Ingredients needed (serves 2):
125g of Goats cheese
A pack of Asparagus ( 110g)
A Pack of parma Ham (100g)
100-150g of uncooked quinoa
A cube of Knorr Chicken Stock
First, bring a pot of water to boil and add your stock cube by crumbling it into the water, along with the quinoa. Decrease the heat for the quinoa to simmer for 20 minutes.
Next, chop the asparagus in half and remove all the bits you don’t want/need. Next, slice the haloumi into around 10 slices.
Now take two pieces of asparagus to one piece of haloumi and wrap these in a slice of parma ham. Place this onto an aluminium covered baking tray (trust me – this minimises the mess and clean-up after).
Once complete, set your oven to grill at 180 C and place the baking tray underneath for 4-5 minutes. Then turn the parcels and let them grill for another 4-5 minutes on the other side.
Check you have cooked your parcels thoroughly before turning off the grill and leaving your parcels in the oven with the door ajar, to ensure they stay warm.
Now remove the quinoa from the heat and drain it, putting it onto your plate to serve as a bed for your parcels. Next, place your parcels onto the quinoa bed one by one and enjoy!

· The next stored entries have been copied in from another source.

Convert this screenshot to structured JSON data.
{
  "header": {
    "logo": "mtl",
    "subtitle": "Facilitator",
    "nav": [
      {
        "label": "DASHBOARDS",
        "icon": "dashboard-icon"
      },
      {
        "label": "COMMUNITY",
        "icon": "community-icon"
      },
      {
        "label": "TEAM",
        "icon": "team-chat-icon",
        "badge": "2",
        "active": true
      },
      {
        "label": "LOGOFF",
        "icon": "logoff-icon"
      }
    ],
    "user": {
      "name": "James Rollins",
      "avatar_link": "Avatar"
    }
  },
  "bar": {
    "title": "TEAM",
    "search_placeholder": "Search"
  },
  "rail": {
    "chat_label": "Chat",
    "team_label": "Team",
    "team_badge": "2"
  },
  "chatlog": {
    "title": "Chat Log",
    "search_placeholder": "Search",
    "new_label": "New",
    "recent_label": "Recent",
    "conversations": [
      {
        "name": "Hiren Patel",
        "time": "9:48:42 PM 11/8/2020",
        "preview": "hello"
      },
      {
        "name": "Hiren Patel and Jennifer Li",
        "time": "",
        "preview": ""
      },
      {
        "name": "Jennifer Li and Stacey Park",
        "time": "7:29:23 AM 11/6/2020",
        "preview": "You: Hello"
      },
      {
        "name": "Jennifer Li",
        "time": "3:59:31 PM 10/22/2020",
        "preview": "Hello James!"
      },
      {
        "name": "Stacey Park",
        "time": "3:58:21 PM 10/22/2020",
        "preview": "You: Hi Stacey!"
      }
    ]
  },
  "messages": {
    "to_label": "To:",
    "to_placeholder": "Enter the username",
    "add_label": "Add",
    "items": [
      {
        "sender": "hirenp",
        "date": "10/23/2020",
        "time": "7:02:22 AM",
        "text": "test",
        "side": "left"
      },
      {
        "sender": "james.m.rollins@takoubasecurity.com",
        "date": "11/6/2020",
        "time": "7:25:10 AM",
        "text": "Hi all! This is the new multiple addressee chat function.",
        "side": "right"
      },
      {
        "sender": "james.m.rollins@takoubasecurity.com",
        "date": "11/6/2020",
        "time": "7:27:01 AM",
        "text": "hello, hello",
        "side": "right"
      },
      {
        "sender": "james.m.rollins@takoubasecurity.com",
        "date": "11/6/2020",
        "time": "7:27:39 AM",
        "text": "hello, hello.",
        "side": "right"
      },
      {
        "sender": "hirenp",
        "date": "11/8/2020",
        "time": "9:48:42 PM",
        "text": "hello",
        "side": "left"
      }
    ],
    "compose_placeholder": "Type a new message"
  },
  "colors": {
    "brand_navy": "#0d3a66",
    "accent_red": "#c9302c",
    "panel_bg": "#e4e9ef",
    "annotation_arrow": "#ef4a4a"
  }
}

I made a variation of the above, by making a Fig, Parma Ham & Asparagus salad. For this I used Haloumi instead of Goats Cheese. I would not recommend this as it ended up being far too salty (and that means a large amount of sodium was consumed, which is definitely not ideal). I also added some figs roasted in maple syrup, which did taste pretty good, and instead of quinoa, I had everything with iceberg lettuce, rocket, cucumber and tomatoes. All in all it was quite a large, meal, but the finished product looked like this:
I like to be real with you all, so note for the future: this can definitely serve two people, so don’t do what I did and over eat!